Background and Overview

rajeshmi · ‎01-04-2023

Background and Overview

Customers deploying Apigee hybrid are often faced with challenges of sizing infrastructure for apigee workloads. It is not uncommon for customers to scramble around to look for guidance on how to design poc, non production, single region production and multi region production or the multi org per cluster deployment .

This document primarily captures the best practices for sizing the infrastructure on Anthos Bare metal. However this can also be referenced for other Anthos deployment or supported kubernetes platforms.
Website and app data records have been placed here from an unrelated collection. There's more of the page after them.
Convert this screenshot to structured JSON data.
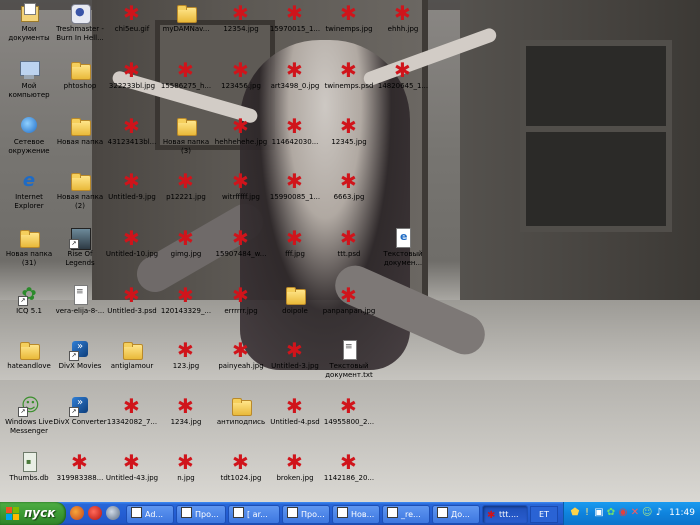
{
  "desktop": {
    "icons": [
      {
        "label": "Мои\nдокументы",
        "type": "mydocs"
      },
      {
        "label": "Treshmaster -\nBurn In Hell...",
        "type": "media"
      },
      {
        "label": "chi5eu.gif",
        "type": "splat"
      },
      {
        "label": "myDAMNav...",
        "type": "folder"
      },
      {
        "label": "12354.jpg",
        "type": "splat"
      },
      {
        "label": "15970015_1...",
        "type": "splat"
      },
      {
        "label": "twinemps.jpg",
        "type": "splat"
      },
      {
        "label": "ehhh.jpg",
        "type": "splat"
      },
      {
        "label": "Мой\nкомпьютер",
        "type": "computer"
      },
      {
        "label": "phtoshop",
        "type": "folder"
      },
      {
        "label": "322233bl.jpg",
        "type": "splat"
      },
      {
        "label": "15586275_h...",
        "type": "splat"
      },
      {
        "label": "123456.jpg",
        "type": "splat"
      },
      {
        "label": "art3498_0.jpg",
        "type": "splat"
      },
      {
        "label": "twinemps.psd",
        "type": "splat"
      },
      {
        "label": "14820645_1...",
        "type": "splat"
      },
      {
        "label": "Сетевое\nокружение",
        "type": "network"
      },
      {
        "label": "Новая папка",
        "type": "folder"
      },
      {
        "label": "43123413bl...",
        "type": "splat"
      },
      {
        "label": "Новая папка\n(3)",
        "type": "folder"
      },
      {
        "label": "hehhehehe.jpg",
        "type": "splat"
      },
      {
        "label": "114642030...",
        "type": "splat"
      },
      {
        "label": "12345.jpg",
        "type": "splat"
      },
      {
        "label": "Internet\nExplorer",
        "type": "ie"
      },
      {
        "label": "Новая папка\n(2)",
        "type": "folder"
      },
      {
        "label": "Untitled-9.jpg",
        "type": "splat"
      },
      {
        "label": "p12221.jpg",
        "type": "splat"
      },
      {
        "label": "witrfffff.jpg",
        "type": "splat"
      },
      {
        "label": "15990085_1...",
        "type": "splat"
      },
      {
        "label": "6663.jpg",
        "type": "splat"
      },
      {
        "label": "Новая папка\n(31)",
        "type": "folder"
      },
      {
        "label": "Rise Of\nLegends",
        "type": "game"
      },
      {
        "label": "Untitled-10.jpg",
        "type": "splat"
      },
      {
        "label": "gimg.jpg",
        "type": "splat"
      },
      {
        "label": "15907484_w...",
        "type": "splat"
      },
      {
        "label": "fff.jpg",
        "type": "splat"
      },
      {
        "label": "ttt.psd",
        "type": "splat"
      },
      {
        "label": "Текстовый\nдокумен...",
        "type": "txtdoc"
      },
      {
        "label": "ICQ 5.1",
        "type": "icq"
      },
      {
        "label": "vera-elija-8-...",
        "type": "txt"
      },
      {
        "label": "Untitled-3.psd",
        "type": "splat"
      },
      {
        "label": "120143329_...",
        "type": "splat"
      },
      {
        "label": "errrrrr.jpg",
        "type": "splat"
      },
      {
        "label": "doipolе",
        "type": "folder"
      },
      {
        "label": "panpanpan.jpg",
        "type": "splat"
      },
      {
        "label": "hateandlove",
        "type": "folder"
      },
      {
        "label": "DivX Movies",
        "type": "divx"
      },
      {
        "label": "antiglamour",
        "type": "folder"
      },
      {
        "label": "123.jpg",
        "type": "splat"
      },
      {
        "label": "painyeah.jpg",
        "type": "splat"
      },
      {
        "label": "Untitled-3.jpg",
        "type": "splat"
      },
      {
        "label": "Текстовый\nдокумент.txt",
        "type": "txt"
      },
      {
        "label": "Windows Live\nMessenger",
        "type": "messenger"
      },
      {
        "label": "DivX Converter",
        "type": "divx"
      },
      {
        "label": "13342082_7...",
        "type": "splat"
      },
      {
        "label": "1234.jpg",
        "type": "splat"
      },
      {
        "label": "антиподпись",
        "type": "folder"
      },
      {
        "label": "Untitled-4.psd",
        "type": "splat"
      },
      {
        "label": "14955800_2...",
        "type": "splat"
      },
      {
        "label": "Thumbs.db",
        "type": "db"
      },
      {
        "label": "319983388...",
        "type": "splat"
      },
      {
        "label": "Untitled-43.jpg",
        "type": "splat"
      },
      {
        "label": "n.jpg",
        "type": "splat"
      },
      {
        "label": "tdt1024.jpg",
        "type": "splat"
      },
      {
        "label": "broken.jpg",
        "type": "splat"
      },
      {
        "label": "1142186_20...",
        "type": "splat"
      }
    ]
  },
  "taskbar": {
    "start_label": "пуск",
    "quick_launch": [
      "firefox-icon",
      "opera-icon",
      "media-icon"
    ],
    "tasks": [
      {
        "label": "Ad...",
        "icon": "window",
        "active": false
      },
      {
        "label": "Про...",
        "icon": "window",
        "active": false
      },
      {
        "label": "[ ar...",
        "icon": "window",
        "active": false
      },
      {
        "label": "Про...",
        "icon": "window",
        "active": false
      },
      {
        "label": "Нов...",
        "icon": "window",
        "active": false
      },
      {
        "label": "_re...",
        "icon": "window",
        "active": false
      },
      {
        "label": "До...",
        "icon": "window",
        "active": false
      },
      {
        "label": "ttt....",
        "icon": "splat",
        "active": true
      }
    ],
    "language": "ET",
    "clock": "11:49",
    "tray_icons": [
      "shield-icon",
      "alert-icon",
      "network-icon",
      "icq-icon",
      "volume-icon",
      "antivirus-icon",
      "cross-icon",
      "chat-icon",
      "update-icon",
      "speaker-icon"
    ]
  },
  "colors": {
    "taskbar_blue": "#245ed3",
    "start_green": "#3c9a34",
    "tray_blue": "#0f83dd",
    "splat_red": "#d0141b"
  }
}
Anthos Bare Metal Architecture

Anthos is Google’s hybrid and multi-cloud platform, providing a consistent ‘operating-system’ for cloud-native deployments across all site types (on-prem, Edge + public cloud). Anthos provides the tooling to deploy a Kubernetes layer on-premises and in the cloud with version and lifecycle sameness, and a consistent security and governance model across environments.

In Anthos Bare Metal, there are Admin Clusters and User Clusters. Admin Workstation is used to create admin and user clusters. The Admin Cluster is responsible for managing user clusters. Both user cluster and Admin Cluster has Control Plane nodes running kubernetes masters and Worker nodes that allows you to run workloads.
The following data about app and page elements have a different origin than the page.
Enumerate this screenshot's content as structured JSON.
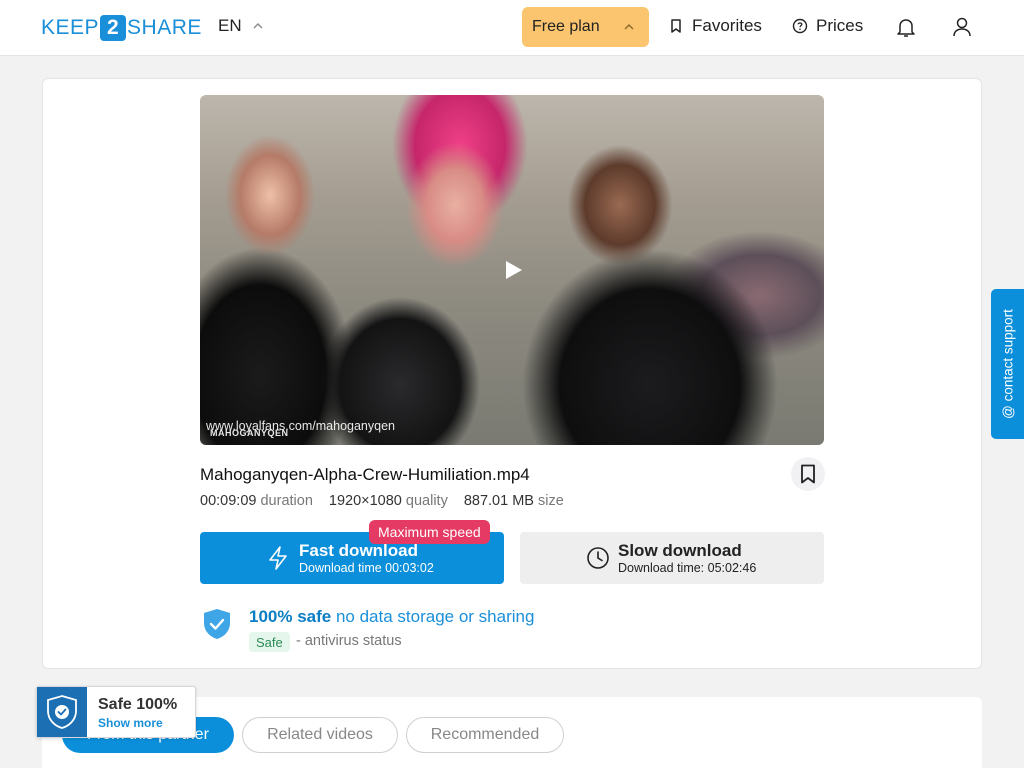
{
  "header": {
    "logo": {
      "left": "KEEP",
      "middle": "2",
      "right": "SHARE"
    },
    "language": "EN",
    "plan_button": "Free plan",
    "favorites": "Favorites",
    "prices": "Prices"
  },
  "video": {
    "watermark_url": "www.loyalfans.com/mahoganyqen",
    "watermark_brand": "MAHOGANYQEN"
  },
  "file": {
    "name": "Mahoganyqen-Alpha-Crew-Humiliation.mp4",
    "duration_value": "00:09:09",
    "duration_label": "duration",
    "quality_value": "1920×1080",
    "quality_label": "quality",
    "size_value": "887.01 MB",
    "size_label": "size"
  },
  "downloads": {
    "badge": "Maximum speed",
    "fast_title": "Fast download",
    "fast_subtitle": "Download time 00:03:02",
    "slow_title": "Slow download",
    "slow_subtitle": "Download time: 05:02:46"
  },
  "safety": {
    "bold": "100% safe",
    "rest": " no data storage or sharing",
    "badge": "Safe",
    "status": "- antivirus status"
  },
  "contact_support": "@ contact support",
  "tabs": [
    "From this partner",
    "Related videos",
    "Recommended"
  ],
  "safe_widget": {
    "title": "Safe 100%",
    "link": "Show more"
  },
  "colors": {
    "accent": "#0c8fdb",
    "plan": "#fbc46e",
    "badge": "#e53a63"
  }
}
Anthos Bare Metal solution provides different deployment options as shown below:

There are three models for deployment -

Standard - In this model there are just control planes (Both user and admin cluster ) and Worker nodes share both Admin Workload and User Workload. This is most relevant if the cluster is managed by a single team.
Multi-Cluster Model - In this case, there is a full blown admin cluster and separate user clusters. Each user cluster has their own control plane.
Hybrid Model - This is in combination with Standard and Multi Cluster where you can run the 1st user cluster in the same admin cluster. The 1st user control plane will share the nodes with admin control plane nodes and user worker nodes will share with admin cluster nodes. The subsequent user cluster can be spinned as the same as the Multi Cluster model.

Apigee Hybrid can be installed on Anthos Bare Metal but it is necessary to understand the licensing model for Apigee and Anthos and design the topology architecture. Anthos licensing is based on the vCPU of user clusters and the billing cycle starts as soon as you register the cluster in Fleet.

Apigee provides license credit for 300 vCPU for enterprise and 800 vCPU for enterprise plus customers.While you can share your own workload along with apigee workload, this may result in the different billing and cost concerns.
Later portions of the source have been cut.